Juventus gehört zu einer wachsenden Zahl von Vereinen, die erhebliche finanzielle Verluste bei Spielertransfers verzeichnen, wobei der Wechsel von Dusan Vlahovic von Fiorentina ein besonders deutliches Beispiel darstellt. Der Verein zahlte im Januar 2022 83,5 Millionen Euro für den serbischen Stürmer, aber er verließ den Verein im Sommer ohne eine Transfergebühr zu generieren.

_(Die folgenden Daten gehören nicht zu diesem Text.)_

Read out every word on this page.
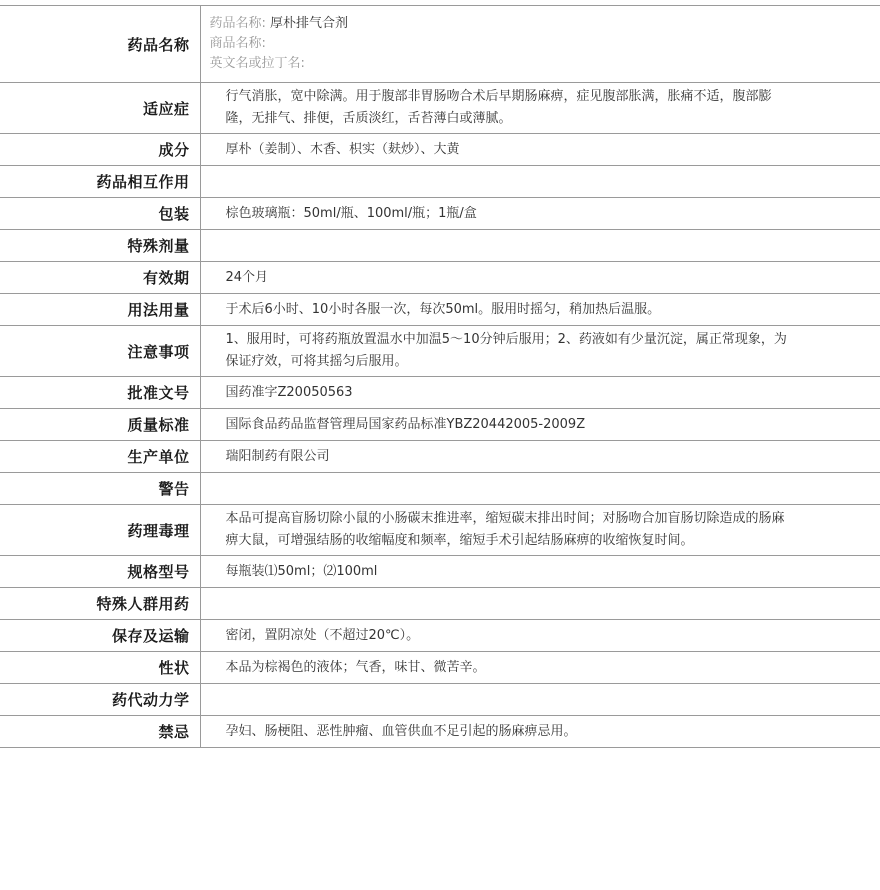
药品名称	药品名称: 厚朴排气合剂
商品名称:
英文名或拉丁名:

适应症	行气消胀，宽中除满。用于腹部非胃肠吻合术后早期肠麻痹，症见腹部胀满，胀痛不适，腹部膨隆，无排气、排便，舌质淡红，舌苔薄白或薄腻。
成分	厚朴（姜制）、木香、枳实（麸炒）、大黄
药品相互作用	
包装	棕色玻璃瓶：50ml/瓶、100ml/瓶；1瓶/盒
特殊剂量	
有效期	24个月
用法用量	于术后6小时、10小时各服一次，每次50ml。服用时摇匀，稍加热后温服。
注意事项	1、服用时，可将药瓶放置温水中加温5～10分钟后服用；2、药液如有少量沉淀，属正常现象，为保证疗效，可将其摇匀后服用。
批准文号	国药准字Z20050563
质量标准	国际食品药品监督管理局国家药品标准YBZ20442005-2009Z
生产单位	瑞阳制药有限公司
警告	
药理毒理	本品可提高盲肠切除小鼠的小肠碳末推进率，缩短碳末排出时间；对肠吻合加盲肠切除造成的肠麻痹大鼠，可增强结肠的收缩幅度和频率，缩短手术引起结肠麻痹的收缩恢复时间。
规格型号	每瓶装⑴50ml；⑵100ml
特殊人群用药	
保存及运输	密闭，置阴凉处（不超过20℃）。
性状	本品为棕褐色的液体；气香，味甘、微苦辛。
药代动力学	
禁忌	孕妇、肠梗阻、恶性肿瘤、血管供血不足引起的肠麻痹忌用。
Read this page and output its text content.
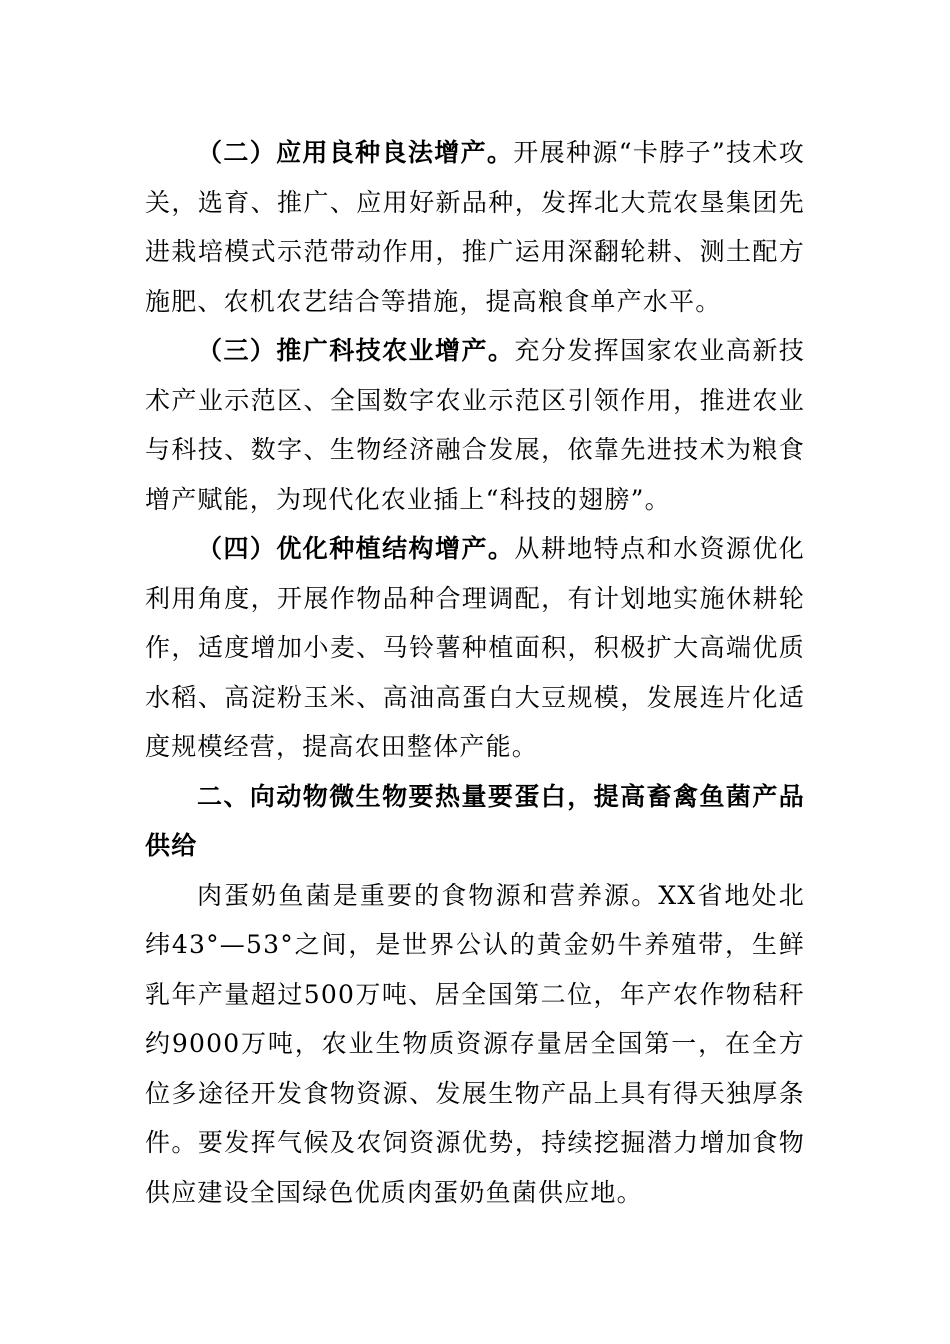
（二）应用良种良法增产。开展种源“卡脖子”技术攻关，选育、推广、应用好新品种，发挥北大荒农垦集团先进栽培模式示范带动作用，推广运用深翻轮耕、测土配方施肥、农机农艺结合等措施，提高粮食单产水平。

（三）推广科技农业增产。充分发挥国家农业高新技术产业示范区、全国数字农业示范区引领作用，推进农业与科技、数字、生物经济融合发展，依靠先进技术为粮食增产赋能，为现代化农业插上“科技的翅膀”。

（四）优化种植结构增产。从耕地特点和水资源优化利用角度，开展作物品种合理调配，有计划地实施休耕轮作，适度增加小麦、马铃薯种植面积，积极扩大高端优质水稻、高淀粉玉米、高油高蛋白大豆规模，发展连片化适度规模经营，提高农田整体产能。

二、向动物微生物要热量要蛋白，提高畜禽鱼菌产品供给

肉蛋奶鱼菌是重要的食物源和营养源。XX省地处北纬43°—53°之间，是世界公认的黄金奶牛养殖带，生鲜乳年产量超过500万吨、居全国第二位，年产农作物秸秆约9000万吨，农业生物质资源存量居全国第一，在全方位多途径开发食物资源、发展生物产品上具有得天独厚条件。要发挥气候及农饲资源优势，持续挖掘潜力增加食物供应建设全国绿色优质肉蛋奶鱼菌供应地。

Diese Situation verdeutlicht einen breiteren Trend im modernen Fußball, bei dem steigende Transfergebühren nicht immer durch entsprechende Einnahmen ausgeglichen werden, wenn Spieler schließlich verkauft werden. Juventus ist wiederholt davon betroffen, wobei der Vlahovic-Deal der jüngste einer Reihe von hochkarätigen Investitionen ist, die keine substanziellen Gewinne erbracht haben.
Vlahovics Zeit in Turin war geprägt von unbeständigen Leistungen, gelegentlichen Verletzungssorgen und letztendlich einem Scheitern der Vertragsverhandlungen. Trotz des Gewinns einer Coppa Italia konnte sein Gesamteindruck die erheblichen Ausgaben nicht rechtfertigen. Er kam mit hohen Erwartungen, angesichts seines Alters und seiner vorherigen Form bei Fiorentina, verließ den Verein aber als ein „Was wäre wenn“-Szenario für die Bianconeri.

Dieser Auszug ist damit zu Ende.